Noch mal zurück zur Frage
Liebe Board-Gemeinde,
danke nochmals für die Aufmunterung.
Vermutlich ist meine - ernst gemeinte - Frage in meinem Geschwafel untergegangen: Gab es wirklich einmal einen besonders exzessiven Gebrauch des Genitivobjekts, möglicherweise im Rahmen einer allgemeinen barocken Sprachverschnörkelung, oder bilde ich mir das jetzt nur ein?
Wie (fast schon) gesagt: Bei einer Stichprobe im Musäus fand ich nur anderes: das schöne alte Präteritum, den Konjunktiv I, das Dativ-e, komische Valenzen wie „etwas fliehen“ und einen gewaltig großen Wortschatz plus hübsche Wendungen á la „das Mittagsmahl halten“. Dazu erschreckenderweise ein „demungeachtet“. Und dafür kaum einen Genitiv.
Andere Stichproben aus Texten anderer Zeiten sind aus Enfallslosigkeit nicht gemacht worden.
Wo also kommt dieser unangenehme unterschwellige Stolz her, den man beim außerattributiven Gebrauch des Genitivs verspürt, vergleichbar mit dem Gefühl, das beim Verwenden von „Zwist“, „mißhellig“ oder „beiwohnen“ entsteht? (Diese Frage bitte ich nicht psychologisch zu verstehen, sondern reinewech sprachgeschichtlich. Danke.)

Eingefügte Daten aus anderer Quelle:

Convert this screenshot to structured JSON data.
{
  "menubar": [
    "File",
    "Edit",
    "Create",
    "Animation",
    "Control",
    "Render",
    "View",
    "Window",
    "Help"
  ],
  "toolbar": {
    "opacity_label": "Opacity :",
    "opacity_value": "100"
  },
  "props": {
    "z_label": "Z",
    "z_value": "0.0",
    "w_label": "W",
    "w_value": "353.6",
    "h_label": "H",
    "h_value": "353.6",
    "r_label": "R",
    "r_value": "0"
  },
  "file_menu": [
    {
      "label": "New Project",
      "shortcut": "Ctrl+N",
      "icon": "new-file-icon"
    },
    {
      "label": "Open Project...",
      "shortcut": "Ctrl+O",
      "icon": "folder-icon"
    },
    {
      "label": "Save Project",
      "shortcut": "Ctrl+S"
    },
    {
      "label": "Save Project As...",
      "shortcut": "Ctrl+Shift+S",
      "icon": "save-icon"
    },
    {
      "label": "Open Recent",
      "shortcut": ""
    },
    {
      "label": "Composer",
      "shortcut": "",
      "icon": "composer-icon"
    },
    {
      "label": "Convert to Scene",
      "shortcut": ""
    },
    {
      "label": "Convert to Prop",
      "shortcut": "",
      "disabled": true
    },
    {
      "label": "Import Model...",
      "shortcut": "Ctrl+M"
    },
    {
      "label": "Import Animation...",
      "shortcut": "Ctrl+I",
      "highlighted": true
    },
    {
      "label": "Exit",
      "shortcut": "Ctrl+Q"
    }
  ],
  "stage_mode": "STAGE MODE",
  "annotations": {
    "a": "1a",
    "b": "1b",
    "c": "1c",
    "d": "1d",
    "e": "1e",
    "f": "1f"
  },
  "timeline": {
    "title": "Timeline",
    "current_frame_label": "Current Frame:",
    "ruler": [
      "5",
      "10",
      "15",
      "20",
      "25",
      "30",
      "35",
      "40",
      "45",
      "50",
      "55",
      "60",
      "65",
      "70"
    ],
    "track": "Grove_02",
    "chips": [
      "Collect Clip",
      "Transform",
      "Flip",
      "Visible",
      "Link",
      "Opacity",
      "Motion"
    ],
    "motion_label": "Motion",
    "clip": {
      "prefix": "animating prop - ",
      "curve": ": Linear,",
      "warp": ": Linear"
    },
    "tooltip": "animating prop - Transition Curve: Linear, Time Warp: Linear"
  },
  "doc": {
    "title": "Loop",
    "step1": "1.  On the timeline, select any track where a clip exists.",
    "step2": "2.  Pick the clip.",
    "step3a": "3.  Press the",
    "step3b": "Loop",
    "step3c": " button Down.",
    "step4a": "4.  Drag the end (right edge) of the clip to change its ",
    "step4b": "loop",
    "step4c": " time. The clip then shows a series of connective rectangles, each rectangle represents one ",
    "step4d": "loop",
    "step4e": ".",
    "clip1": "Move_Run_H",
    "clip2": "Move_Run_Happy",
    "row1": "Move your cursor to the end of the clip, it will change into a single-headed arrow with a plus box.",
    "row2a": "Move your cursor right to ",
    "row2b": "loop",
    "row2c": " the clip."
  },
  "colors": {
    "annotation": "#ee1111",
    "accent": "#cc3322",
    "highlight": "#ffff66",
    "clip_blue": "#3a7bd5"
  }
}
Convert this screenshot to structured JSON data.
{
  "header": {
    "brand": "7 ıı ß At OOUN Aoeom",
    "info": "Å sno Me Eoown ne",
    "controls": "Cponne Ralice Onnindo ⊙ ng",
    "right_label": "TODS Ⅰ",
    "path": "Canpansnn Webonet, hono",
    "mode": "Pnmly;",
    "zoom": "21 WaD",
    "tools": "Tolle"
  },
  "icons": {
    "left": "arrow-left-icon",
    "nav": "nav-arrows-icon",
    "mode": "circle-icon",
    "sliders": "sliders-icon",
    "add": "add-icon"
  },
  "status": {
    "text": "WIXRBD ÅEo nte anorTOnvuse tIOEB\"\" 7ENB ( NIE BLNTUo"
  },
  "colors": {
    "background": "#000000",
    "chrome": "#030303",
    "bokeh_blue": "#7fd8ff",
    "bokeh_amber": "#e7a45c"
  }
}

Grüße (aber bitte jeder nur einen nehmen),
Andreas

Allerbester Andreas,

vielleicht macht just das Genitivobjekt sich ein solches Nest in unserem Ohr, weil es uns besonders ungewohnt in selbiges zu poltern pflegt? Dünkt doch das Fremde uns gemeinhin im Doppelsinne merkwürdig.

Ah, alte Wendungen! Einst verliebte ich mich in einen hochgelahrten Italiener, der seine Deutschkenntnisse an Goethen schulte & den ich nicht zuletzt ob seines selbstverständlichen Alltagsgebrauchs des Wortes „allüberall“ zu erkiesen gewillt war.

Ich verabschiede mich mit einer Fallstudie Christian Morgensterns…

_Der Werwolf

Ein Werwolf eines Nachts entwich
von Weib und Kind und sich begab
an eines Dorfschullehrers Grab
und bat ihn: Bitte, beuge mich!

Der Dorfschulmeister stieg hinauf
auf seines Blechschilds Messingknauf
und sprach zum Wolf, der seine Pfoten
geduldig kreuzte vor dem Toten:

»Der Werwolf« - sprach der gute Mann,
»des Weswolfs, Genitiv sodann,
dem Wemwolf, Dativ, wie man’s nennt,
den Wenwolf, - damit hat’s ein End.«

Dem Werwolf schmeichelten die Fälle,
er rollte seine Augenbälle.
Indessen, bat er, füge doch
zur Einzahl auch die Mehrzahl noch!

Der Dorfschulmeister aber mußte
gestehn, daß er von ihr nichts wußte.
Zwar Wölfe gäb’s in großer Schar,
doch »Wer« gäb’s nur im Singular.

Der Wolf erhob sich tränenblind -
er hatte ja doch Weib und Kind!!
Doch da er kein Gelehrter eben,
so schied er dankend und ergeben._

…und verbleibe dem anachronistischen Sprachgesindel hold.

Diana

Hochgeschätzte Diana,

dass ich solches noch einmal lesen darf… schnief!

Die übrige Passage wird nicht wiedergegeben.